I hope some of these prove helpful. Please share the tips and tricks you have found work for you.

Stages of writing – the first draft

The first and quickest part of the writing process, for me, is getting the first draft done. Quite like writing non-fiction, I start anywhere. It might be an introduction to the character, a scene that may be incorporated, or a piece of dialog. From there, I figure out where that piece fits in and write scenes before and after it. Only then does an outline emerge.

I use scrivener for writing for the most part, however, if I’m stuck in a meeting I’ve been known to scribble in the back of a notebook or put some words down into one-note when an idea comes to me. On my phone I use one-note and am learning to use some audio recordings while I’m driving in the car.

Before the first draft there is usually an idea about the scene, some questions that reveal something about the main character and their cirsumstances.

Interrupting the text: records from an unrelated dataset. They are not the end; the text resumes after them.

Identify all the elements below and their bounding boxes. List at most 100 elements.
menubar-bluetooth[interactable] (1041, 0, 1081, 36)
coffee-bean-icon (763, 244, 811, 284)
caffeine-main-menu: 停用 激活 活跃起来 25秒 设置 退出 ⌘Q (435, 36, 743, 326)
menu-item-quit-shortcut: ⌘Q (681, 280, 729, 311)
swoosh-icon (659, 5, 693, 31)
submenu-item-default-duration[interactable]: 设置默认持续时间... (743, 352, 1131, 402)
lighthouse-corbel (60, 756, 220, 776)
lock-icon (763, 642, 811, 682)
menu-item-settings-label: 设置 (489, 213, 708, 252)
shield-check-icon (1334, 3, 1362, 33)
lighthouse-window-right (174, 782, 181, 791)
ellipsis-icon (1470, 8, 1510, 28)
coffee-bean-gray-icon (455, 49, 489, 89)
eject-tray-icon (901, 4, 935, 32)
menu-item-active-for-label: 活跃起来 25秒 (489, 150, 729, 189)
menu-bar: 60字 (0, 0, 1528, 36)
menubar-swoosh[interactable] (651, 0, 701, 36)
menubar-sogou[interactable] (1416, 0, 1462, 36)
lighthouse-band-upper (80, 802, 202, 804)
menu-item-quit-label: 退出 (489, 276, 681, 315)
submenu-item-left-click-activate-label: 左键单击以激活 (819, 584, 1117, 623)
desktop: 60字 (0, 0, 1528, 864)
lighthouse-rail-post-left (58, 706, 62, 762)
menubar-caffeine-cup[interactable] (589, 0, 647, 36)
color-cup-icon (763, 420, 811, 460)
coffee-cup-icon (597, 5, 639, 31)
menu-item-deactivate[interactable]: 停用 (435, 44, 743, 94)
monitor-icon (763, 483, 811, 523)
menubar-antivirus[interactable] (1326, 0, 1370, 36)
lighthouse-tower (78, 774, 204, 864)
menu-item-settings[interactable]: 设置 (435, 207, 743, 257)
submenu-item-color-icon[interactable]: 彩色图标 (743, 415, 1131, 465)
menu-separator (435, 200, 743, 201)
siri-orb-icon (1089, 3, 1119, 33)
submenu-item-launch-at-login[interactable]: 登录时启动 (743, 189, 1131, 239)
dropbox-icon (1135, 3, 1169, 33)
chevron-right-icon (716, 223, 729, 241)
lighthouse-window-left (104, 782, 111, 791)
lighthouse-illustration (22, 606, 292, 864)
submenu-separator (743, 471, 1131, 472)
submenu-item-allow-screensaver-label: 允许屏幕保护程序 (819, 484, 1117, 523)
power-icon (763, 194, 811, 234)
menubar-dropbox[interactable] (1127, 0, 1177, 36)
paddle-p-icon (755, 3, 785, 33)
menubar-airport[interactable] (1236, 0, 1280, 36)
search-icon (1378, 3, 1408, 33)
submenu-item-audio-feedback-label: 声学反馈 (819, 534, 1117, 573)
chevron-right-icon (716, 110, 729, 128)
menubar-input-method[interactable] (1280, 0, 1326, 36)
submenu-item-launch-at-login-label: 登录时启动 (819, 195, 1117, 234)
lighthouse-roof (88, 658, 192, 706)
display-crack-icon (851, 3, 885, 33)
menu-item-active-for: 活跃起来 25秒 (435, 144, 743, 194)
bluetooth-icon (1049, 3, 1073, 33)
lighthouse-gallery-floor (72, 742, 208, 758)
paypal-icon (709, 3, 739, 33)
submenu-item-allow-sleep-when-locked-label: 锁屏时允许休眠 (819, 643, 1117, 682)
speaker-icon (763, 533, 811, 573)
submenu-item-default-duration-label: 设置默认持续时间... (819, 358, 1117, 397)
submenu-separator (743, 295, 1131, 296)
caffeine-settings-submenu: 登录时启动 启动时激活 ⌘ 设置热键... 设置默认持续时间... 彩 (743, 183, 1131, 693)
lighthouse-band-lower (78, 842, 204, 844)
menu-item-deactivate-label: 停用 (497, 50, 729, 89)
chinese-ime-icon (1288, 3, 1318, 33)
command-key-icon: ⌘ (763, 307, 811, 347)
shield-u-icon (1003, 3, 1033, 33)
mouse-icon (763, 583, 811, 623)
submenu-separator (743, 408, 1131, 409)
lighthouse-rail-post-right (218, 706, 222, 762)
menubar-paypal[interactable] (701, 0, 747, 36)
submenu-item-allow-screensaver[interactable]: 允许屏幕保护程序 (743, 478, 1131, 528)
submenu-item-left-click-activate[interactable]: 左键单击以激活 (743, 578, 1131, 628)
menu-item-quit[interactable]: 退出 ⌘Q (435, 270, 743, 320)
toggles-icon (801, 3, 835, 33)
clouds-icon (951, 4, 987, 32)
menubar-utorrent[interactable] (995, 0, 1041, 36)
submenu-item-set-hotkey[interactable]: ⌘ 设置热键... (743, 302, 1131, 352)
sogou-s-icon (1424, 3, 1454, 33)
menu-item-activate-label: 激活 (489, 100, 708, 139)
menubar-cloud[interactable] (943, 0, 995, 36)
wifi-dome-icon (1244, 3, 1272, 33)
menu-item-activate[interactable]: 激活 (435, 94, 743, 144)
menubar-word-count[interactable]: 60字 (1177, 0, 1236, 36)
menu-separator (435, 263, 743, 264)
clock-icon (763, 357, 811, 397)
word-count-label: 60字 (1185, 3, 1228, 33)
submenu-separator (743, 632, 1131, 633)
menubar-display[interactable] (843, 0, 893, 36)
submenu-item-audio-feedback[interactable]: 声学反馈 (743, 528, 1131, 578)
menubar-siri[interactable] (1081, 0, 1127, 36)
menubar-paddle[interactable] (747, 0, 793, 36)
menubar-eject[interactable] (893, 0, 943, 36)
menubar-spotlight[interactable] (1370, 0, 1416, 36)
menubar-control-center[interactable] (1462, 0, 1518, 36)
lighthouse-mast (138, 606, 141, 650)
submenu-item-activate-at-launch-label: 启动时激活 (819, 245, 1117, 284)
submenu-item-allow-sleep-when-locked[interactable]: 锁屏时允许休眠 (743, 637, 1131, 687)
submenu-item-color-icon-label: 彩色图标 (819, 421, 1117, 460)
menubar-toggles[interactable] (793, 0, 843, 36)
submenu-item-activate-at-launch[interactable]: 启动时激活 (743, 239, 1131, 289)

  • Mira has issue with her family that sets her at odds with them. What is that?
  • About the magic? Her place in the family? The arranged marriage they’re trying to get her to agree to?
  • What is it about her magic and power that is at odds with their pursuit of power?
  • What does she see with her gifts that makes her step away from them?

I throw the main character into the first scene against the backdrop of the questions and see what happens. During this phase, I pay attention to the rhythm of the scene – quick, quick, slow or slow, slow, quick – depending on the energy of the events. As the stories are urban fantasy, I want to ground the action in everyday events. The mundane is punctuated by the magical actions and, ideally, the rhythm brings the aspects of the scene into balance.

I may decide to do a second pass on the draft to add action sequences or dialog that shows more of the motivations, especially for the political tensions.

During first draft phase, I also read it aloud to my partner or one of my beta readers. Getting their initial feedback helps me to refine the story on the next pass. It also lets me know which pieces to keep, especially if they clap their hands or laugh in delight. My partner is great at asking questions I hadn’t thought of, or asking about motivations.

Occasionally I’ll plot out a whole short story. For the most part, however, I allow the characters to tell me what they would do as I write. It’s more exciting to me that way and I get to learn as I go along. My first draft is usually in chunks of around 2000 words a day, with the odd day of 5000 words; I live for the 5000 word days. Being that much in the story makes me happy.